If a ladder weighing 250N is placed against a smooth vertical wall having a coefficient of friction 0.3, then what is the maximum force of friction available at the point of contact between the ladder and the floor?
$
  (a){\text{ 75N}} \\
  (b){\text{ 50N}} \\
  (c){\text{ 35N}} \\
  (d){\text{ 25N}} \\
 $

Answer 1

- Hint: In this question consider the fact that due to the weight of the ladder there will be a reaction force working between the ladder and the floor in upward direction to balance the weight of the ladder as shown in the figure so use the concept that the maximum frictional force available at the point of contact between the ladder and the floor is the product of coefficient of friction and the reaction force working between the ladder and the floor that is ${F_f} = \mu \times {R_2}$. This will help approaching the problem.

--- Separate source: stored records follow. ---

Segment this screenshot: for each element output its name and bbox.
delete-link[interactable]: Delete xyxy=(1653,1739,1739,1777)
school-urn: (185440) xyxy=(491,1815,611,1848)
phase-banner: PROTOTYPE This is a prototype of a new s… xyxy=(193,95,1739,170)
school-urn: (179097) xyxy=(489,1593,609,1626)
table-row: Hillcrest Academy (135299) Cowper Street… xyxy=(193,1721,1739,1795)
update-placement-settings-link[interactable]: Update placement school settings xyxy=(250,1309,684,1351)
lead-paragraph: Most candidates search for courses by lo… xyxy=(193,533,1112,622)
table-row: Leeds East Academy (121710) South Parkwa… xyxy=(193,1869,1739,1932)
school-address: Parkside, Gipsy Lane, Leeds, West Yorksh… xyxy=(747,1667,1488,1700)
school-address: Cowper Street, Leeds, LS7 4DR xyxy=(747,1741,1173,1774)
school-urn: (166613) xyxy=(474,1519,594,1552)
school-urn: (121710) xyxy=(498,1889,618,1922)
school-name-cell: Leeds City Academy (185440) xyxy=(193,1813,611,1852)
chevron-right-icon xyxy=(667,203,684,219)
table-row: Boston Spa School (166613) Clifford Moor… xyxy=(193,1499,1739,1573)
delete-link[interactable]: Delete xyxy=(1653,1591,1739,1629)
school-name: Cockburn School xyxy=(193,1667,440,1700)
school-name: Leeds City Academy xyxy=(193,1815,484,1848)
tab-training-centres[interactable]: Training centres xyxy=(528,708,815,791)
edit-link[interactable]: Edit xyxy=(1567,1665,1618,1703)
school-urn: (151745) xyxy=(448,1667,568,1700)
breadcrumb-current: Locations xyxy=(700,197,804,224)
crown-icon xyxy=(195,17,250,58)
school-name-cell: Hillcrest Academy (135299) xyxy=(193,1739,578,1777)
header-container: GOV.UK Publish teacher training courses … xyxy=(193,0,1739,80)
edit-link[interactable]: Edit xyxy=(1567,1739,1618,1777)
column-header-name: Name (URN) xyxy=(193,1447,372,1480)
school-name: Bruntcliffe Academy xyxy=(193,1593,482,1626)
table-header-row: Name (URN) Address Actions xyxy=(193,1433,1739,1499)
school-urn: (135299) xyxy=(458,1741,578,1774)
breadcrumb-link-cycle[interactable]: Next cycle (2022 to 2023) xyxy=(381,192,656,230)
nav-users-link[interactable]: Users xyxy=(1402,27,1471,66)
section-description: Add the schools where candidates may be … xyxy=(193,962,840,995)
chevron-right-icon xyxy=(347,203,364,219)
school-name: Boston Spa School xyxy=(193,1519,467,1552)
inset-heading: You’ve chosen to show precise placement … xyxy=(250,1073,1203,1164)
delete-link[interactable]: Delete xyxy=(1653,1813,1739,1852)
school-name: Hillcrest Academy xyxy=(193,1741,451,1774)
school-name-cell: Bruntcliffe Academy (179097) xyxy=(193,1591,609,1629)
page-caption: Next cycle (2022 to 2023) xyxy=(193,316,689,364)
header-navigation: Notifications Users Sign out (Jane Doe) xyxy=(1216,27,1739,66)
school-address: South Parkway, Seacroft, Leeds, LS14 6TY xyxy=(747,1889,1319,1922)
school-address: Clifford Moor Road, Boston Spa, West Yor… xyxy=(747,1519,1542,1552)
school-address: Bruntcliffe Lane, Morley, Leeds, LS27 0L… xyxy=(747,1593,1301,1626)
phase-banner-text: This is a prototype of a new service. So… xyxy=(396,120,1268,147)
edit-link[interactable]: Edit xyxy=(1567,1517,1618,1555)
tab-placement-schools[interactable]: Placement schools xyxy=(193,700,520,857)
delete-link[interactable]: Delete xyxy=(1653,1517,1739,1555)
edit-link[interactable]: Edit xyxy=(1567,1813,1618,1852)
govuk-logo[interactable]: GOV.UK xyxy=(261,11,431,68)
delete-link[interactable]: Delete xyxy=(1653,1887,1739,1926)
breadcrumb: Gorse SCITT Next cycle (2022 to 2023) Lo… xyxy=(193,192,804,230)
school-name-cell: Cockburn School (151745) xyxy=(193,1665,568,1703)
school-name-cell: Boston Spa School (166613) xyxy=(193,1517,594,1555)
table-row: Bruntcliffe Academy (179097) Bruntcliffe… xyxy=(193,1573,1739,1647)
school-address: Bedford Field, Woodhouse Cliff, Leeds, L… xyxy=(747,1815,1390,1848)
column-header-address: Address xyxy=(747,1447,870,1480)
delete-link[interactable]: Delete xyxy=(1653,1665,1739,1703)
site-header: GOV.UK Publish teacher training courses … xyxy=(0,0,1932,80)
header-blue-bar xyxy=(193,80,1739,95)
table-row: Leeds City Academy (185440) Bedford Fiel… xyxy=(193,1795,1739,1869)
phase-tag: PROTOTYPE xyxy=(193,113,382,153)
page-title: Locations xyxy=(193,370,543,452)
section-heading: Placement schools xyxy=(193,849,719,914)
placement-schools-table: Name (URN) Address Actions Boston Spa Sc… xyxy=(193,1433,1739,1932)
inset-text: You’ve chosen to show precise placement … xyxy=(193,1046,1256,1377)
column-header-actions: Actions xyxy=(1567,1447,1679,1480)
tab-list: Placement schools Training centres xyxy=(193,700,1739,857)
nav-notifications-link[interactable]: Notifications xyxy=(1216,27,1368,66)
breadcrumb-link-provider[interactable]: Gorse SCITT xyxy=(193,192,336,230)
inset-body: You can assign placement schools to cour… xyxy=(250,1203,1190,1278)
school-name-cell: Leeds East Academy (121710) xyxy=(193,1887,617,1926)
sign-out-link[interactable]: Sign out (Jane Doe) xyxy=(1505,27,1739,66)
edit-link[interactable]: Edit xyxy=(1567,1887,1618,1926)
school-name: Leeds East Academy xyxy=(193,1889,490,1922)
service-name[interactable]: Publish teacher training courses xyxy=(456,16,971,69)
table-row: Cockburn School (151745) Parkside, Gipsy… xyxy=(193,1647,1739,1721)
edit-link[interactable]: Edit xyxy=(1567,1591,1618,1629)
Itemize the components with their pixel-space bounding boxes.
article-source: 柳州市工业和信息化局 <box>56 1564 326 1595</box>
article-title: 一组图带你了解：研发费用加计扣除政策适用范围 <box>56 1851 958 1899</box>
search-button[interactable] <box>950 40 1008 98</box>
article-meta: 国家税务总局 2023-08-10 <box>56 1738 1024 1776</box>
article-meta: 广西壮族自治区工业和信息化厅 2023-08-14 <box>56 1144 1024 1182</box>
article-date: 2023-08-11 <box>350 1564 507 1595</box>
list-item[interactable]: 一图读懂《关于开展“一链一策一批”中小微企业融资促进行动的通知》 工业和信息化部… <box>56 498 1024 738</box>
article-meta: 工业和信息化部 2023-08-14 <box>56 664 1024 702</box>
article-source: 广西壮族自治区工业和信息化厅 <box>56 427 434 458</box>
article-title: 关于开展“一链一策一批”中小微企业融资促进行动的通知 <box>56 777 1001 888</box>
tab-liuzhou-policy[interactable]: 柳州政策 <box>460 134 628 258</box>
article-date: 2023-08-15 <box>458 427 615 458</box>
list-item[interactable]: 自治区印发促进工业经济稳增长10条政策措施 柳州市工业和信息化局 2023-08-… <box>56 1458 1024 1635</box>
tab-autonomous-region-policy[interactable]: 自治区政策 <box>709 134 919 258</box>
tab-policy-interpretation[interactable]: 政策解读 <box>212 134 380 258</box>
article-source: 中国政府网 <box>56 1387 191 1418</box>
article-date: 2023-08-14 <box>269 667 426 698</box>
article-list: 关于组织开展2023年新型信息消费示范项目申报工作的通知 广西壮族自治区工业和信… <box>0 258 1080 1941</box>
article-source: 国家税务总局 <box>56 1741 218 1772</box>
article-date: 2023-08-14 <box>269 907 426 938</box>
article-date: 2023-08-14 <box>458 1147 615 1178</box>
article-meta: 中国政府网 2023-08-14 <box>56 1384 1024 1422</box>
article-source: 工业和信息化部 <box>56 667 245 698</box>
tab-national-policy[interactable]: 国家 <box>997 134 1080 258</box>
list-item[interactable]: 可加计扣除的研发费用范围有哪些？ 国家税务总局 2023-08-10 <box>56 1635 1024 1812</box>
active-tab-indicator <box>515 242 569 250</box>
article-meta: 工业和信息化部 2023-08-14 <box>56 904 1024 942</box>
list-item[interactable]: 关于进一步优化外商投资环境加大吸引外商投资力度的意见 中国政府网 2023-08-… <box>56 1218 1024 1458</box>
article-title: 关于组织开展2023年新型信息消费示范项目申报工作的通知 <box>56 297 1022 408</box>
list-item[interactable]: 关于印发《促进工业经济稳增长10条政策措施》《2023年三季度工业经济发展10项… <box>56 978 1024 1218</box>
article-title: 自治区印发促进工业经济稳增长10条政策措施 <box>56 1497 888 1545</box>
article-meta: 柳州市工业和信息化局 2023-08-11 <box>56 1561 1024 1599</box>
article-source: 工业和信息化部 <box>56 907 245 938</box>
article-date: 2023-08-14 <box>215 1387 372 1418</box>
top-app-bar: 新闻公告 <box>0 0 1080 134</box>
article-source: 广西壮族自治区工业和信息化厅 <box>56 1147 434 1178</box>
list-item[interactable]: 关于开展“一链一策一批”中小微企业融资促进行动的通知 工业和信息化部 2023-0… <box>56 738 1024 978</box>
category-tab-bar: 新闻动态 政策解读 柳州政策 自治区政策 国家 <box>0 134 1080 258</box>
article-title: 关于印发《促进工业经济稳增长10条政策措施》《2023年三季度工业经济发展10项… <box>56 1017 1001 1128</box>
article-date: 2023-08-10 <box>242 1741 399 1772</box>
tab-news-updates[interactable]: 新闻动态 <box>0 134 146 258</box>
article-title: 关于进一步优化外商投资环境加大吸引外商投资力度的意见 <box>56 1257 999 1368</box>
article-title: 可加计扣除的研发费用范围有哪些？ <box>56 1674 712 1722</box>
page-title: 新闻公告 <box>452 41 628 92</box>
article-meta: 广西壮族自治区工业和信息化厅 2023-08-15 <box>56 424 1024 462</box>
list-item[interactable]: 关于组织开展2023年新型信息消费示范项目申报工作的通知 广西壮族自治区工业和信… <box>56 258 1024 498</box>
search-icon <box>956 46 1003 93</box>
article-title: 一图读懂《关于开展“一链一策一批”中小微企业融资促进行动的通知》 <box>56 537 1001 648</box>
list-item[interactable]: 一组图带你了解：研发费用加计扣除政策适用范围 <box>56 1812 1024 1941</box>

Complete step-by-step solution -

The pictorial representation of the ladder placed against a smooth vertical wall is shown above.
The weight of the ladder is 250N and the coefficient of friction is 0.3.
Now the weight of the ladder is acting vertically downward as shown in the figure.
$ \Rightarrow W = mg = 250N$, where m = mass of the ladder and g = acceleration due to gravity.
Now due to the weight of the ladder there is a reaction force working between the ladder and the floor in upward direction to balance the weight of the ladder as shown in the figure.
$ \Rightarrow {R_2} = W = mg = 250N$
Now the coefficient of friction between the floor and the ladder is 0.3, often denoted by $\mu $
$ \Rightarrow \mu = 0.3$
So the maximum frictional force available at the point of contact between the ladder and the floor is the product of coefficient of friction and the reaction force working between the ladder and the floor.
Let the maximum frictional force be ${F_f}$ as shown in the figure.
$ \Rightarrow {F_f} = \mu \times {R_2}$
Now substitute the values we have,
$ \Rightarrow {F_f} = 0.3 \times 250 = 75N$
So the maximum frictional force working between the ladder and the floor is 75N.
This frictional force balances the reaction force $\left( {{R_1}} \right)$ working on the ladder and the smooth vertical wall so that the ladder does not slip.
So this is the required answer.
Hence option (A) is the correct answer.

Note – It is important to understand the basics of friction as it is very helpful in solving problems of this kind. Friction has mainly three types that is static friction, limiting friction and the kinetic friction. A diagram will help understand the three frictions clearly.

In the graphical representation region OE is the region where the object is stationary holding its current position and the static friction is acting upon it, the region EF is where external force has been applied and the friction is opposing the change of state, after F the object is in motion and now kinetic friction is acting upon the object.